HACKER Q&A
📣 kace91

Best way to experiment with text text editing?


A few hours ago I commented in a thread that it irks me how we 'put up' with all the bad initial ux and quirks of editors like vim simply because nobody has improved over its big feature (modal editing).

Thinking about it, I'm wondering: What would be the best way to start tackling this problem?

To clarify, I don't want to deal with rewriting the hundreds of features that real life editors have to handle, from file management through text encodings to syntax highlighting. Those are completely ortogonal to the problem I'd like to tackle, which is the interaction itself.

I want to start with some sort of baseline with all those features covered, on top of which to build experimental interactions and see what novel or improved ideas I can come up with.

Should I fork a project like vscode and start there? use a simpler minimalistic non-mainstream alternative? learn emacs in depth and use that as a baseline?


  👤 josephferano Accepted Answer ✓
To build on what others are saying about Emacs, if you start exploring the package ecosystem, you're going to see quite a lot of really interesting packages that are related to improving/experimenting with the UX of editing text. While I'm not endorsing anyone in particular, I think what this list does show is just how easy it is to do pretty much whatever you want in Emacs;

https://karthinks.com/software/avy-can-do-anything/

https://github.com/jyp/boon

https://github.com/clemera/objed

https://github.com/jmorag/kakoune.el

https://github.com/meow-edit/meow/

https://github.com/xahlee/xah-fly-keys

https://github.com/Kungsgeten/ryo-modal

https://github.com/emacsorphanage/god-mode

Emacs 29 also now has treesitter and LSP mode integration built-in, a compilation mode, a comint mode for REPLs, excellent file browsing packages (I use dired/dirvish), and a few other killer features.

Now, if what you truly dislike are "quirky editors", prepare yourself for a world of hurt because vanilla Emacs departs quite a bit from "modern" text editors. I struggled with this for a while, but eventually by buying into the paradigm, I now feel that when emacs tries emulating "modern" IDE features like autocompletion, LSP, and DAP UI, I feel like it's a regression, not a progression. The point here is that you might have an "idea" of what good initial UX and lack of quirks would look like, but Emacs might change the way you think.


👤 alganet
I went for something similar in the past:

http://github.com/alganet/tau

This is emacs, but it has Sublime/VSCode keys and a selection of plugins and custom modifications and theme. All of it using elisp, no changes to the actual emacs source code. It could have gone much further than it did, and it still runs almost fine.

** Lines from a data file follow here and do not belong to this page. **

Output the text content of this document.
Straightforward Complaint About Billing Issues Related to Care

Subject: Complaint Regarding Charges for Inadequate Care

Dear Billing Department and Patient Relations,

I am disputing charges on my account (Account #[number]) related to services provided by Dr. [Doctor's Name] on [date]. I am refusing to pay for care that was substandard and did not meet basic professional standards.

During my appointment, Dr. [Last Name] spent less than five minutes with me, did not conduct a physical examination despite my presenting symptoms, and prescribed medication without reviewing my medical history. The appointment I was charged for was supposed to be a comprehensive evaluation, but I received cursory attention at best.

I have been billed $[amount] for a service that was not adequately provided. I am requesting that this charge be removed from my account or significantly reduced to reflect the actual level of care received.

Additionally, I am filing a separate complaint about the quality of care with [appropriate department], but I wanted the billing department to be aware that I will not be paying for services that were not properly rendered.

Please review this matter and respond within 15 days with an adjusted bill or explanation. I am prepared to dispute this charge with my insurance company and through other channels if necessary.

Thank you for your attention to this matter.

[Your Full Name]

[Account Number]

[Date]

I've used it as my main editor for almost a year, but abandoned it a while ago.

emacs has all the stuff you'll ever need and more as elisp functions and packages, all you need to do is tame its original behavior to something you like (remap keys, etc).


👤 themodelplumber
I like your last two options.

#2 I'd possibly amend to using an alternative editing framework instead of editor. Scintilla comes to mind for example, but there are probably lots of these.

An editor-framework community would possibly also be much more interesting for the type of conversation you are capable of starting.

Good luck.


👤 nicoburns
Have you seen editors like kakoune or helix. Those are modern tales on vim style modal editing and may scratch your itch (or else be good projects to contribute to).

👤 ianai
You just described a plugin for a text editor.